You’re
probably familiar with The
Trolley Problem — it’s
one of those “morality tests” that’s been around forever
(actually, 1967). You’re standing next to a switch that can divert
an out-of-control trolley car speeding down the track. If you do
nothing, the trolley goes straight ahead, killing five workers
standing on the track. If you throw the switch, the trolley is
diverted to the other track where one worker is standing. Do you
throw the switch to kill one worker — essentially murdering him —
or do nothing, in which case you’re innocent, even though five
workers die?
Most people opt for the “throw the switch” option, perhaps reasoning, “I may be innocent, but I’m still complicit in five deaths.” Typically, if you’re taking several of these tests, you might then be asked, “Is it moral to kill one person whose organs would be harvested to save the lives of five other people who would otherwise die?” If you respond the way most folks answer, you say, “Of course not.” You’d then be asked, “What’s the difference between the trolley scenario and the organ harvesting scenario?” (Take a moment to think about this.)

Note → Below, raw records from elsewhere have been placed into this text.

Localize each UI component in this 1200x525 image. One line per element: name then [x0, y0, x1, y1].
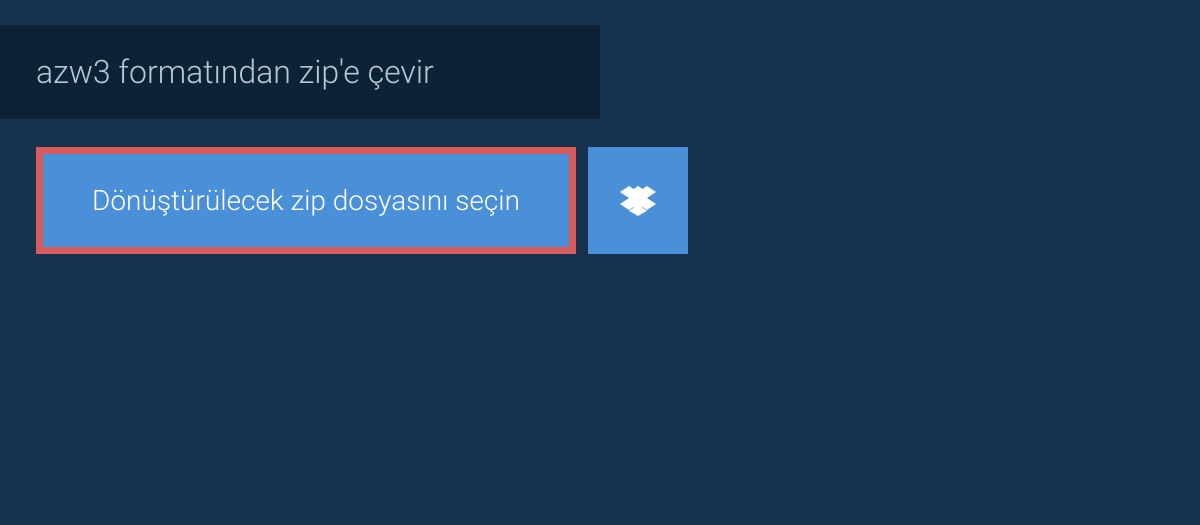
dropbox-button[interactable] — [588, 147, 688, 254]
file-select-button[interactable]: Dönüştürülecek zip dosyasını seçin — [36, 147, 576, 254]
title-text: azw3 formatından zip'e çevir — [36, 53, 434, 91]
action-row: Dönüştürülecek zip dosyasını seçin — [36, 147, 1164, 254]
dropbox-icon — [620, 183, 656, 219]
page-title: azw3 formatından zip'e çevir — [0, 25, 600, 119]
file-select-label: Dönüştürülecek zip dosyasını seçin — [92, 184, 520, 217]
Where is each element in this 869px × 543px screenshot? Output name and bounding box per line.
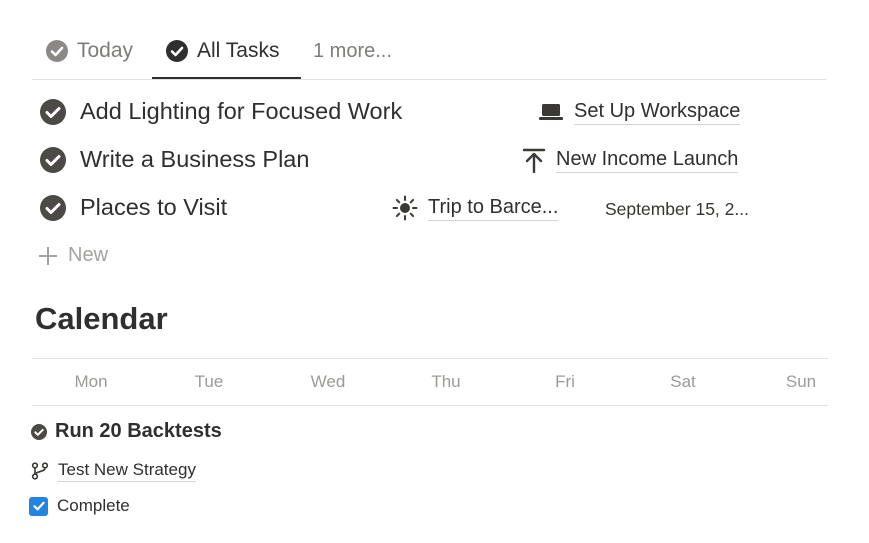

These sort of morality tests irritate me, for their otherworldly and contrived scenarios. In the first example, I’d yell (loudly!). If I’m given time to throw a switch, I’d sure as hell have time to shout a warning. In the second, the implication that “society” could choose to kill the odd person to save others for some utilitarian (the greatest benefit for the most people) reason clearly sucks; I don’t live in such a society, and neither do you. (Pause to consider Hiroshima and Nagasaki…)
Here’s another, more ambiguous than the ones above. A father gets a text message: “We’ve kidnapped your 10-year old daughter. Pay the ransom without contacting the police and we set her free. Don’t pay and she’ll die.” What does he do? Here’s how philosopher Chris Edwards responds, in a recent issue of Skeptic magazine:
[The father reasons] the kidnappers have no logical reason to set the girl free. If caught, the kidnappers would be guilty of multiple felonies already and to leave the girl alive would be to risk being identified later. After they receive the money, they would have no more use for the girl and, since they hold the girl, the father really has nothing to bargain with. Should the father pay the money? Logically, no. But I would pay in this situation. Wouldn’t you? The father might surmise that his daughter has a slightly higher chance of surviving if the payment is made.
That’s how the father reasons, but what about the kidnappers? What’s their thinking? Whether or not they receive the money, killing the girl opens them to murder charges, while not killing her makes them more vulnerable to being identified. So their best option is, receive the money and kill the girl. Meaning that the worst thing the father can do is to pay the ransom.
This is another irritating (and gruesome) thought experiment that sets up a dichotomy — pay/don’t pay — as if there are no other options. There are always options! (“All problems have at least three solutions.”) Contact the police, who understand, better than the father, the situation (and who know how to trace text messages); negotiate with the kidnappers — the father has money as a bargaining chip, so he makes it clear they only get the money as a quid pro quo for the girl’s life (meet on the bridge at midnight with the money, they come with the girl); do nothing (which would rattle them); bring the girl’s mother into it before you do anything; and etc.
I’d be interested in your take on any of these far-fetched scenarios. Am I being too rational and/or cynical?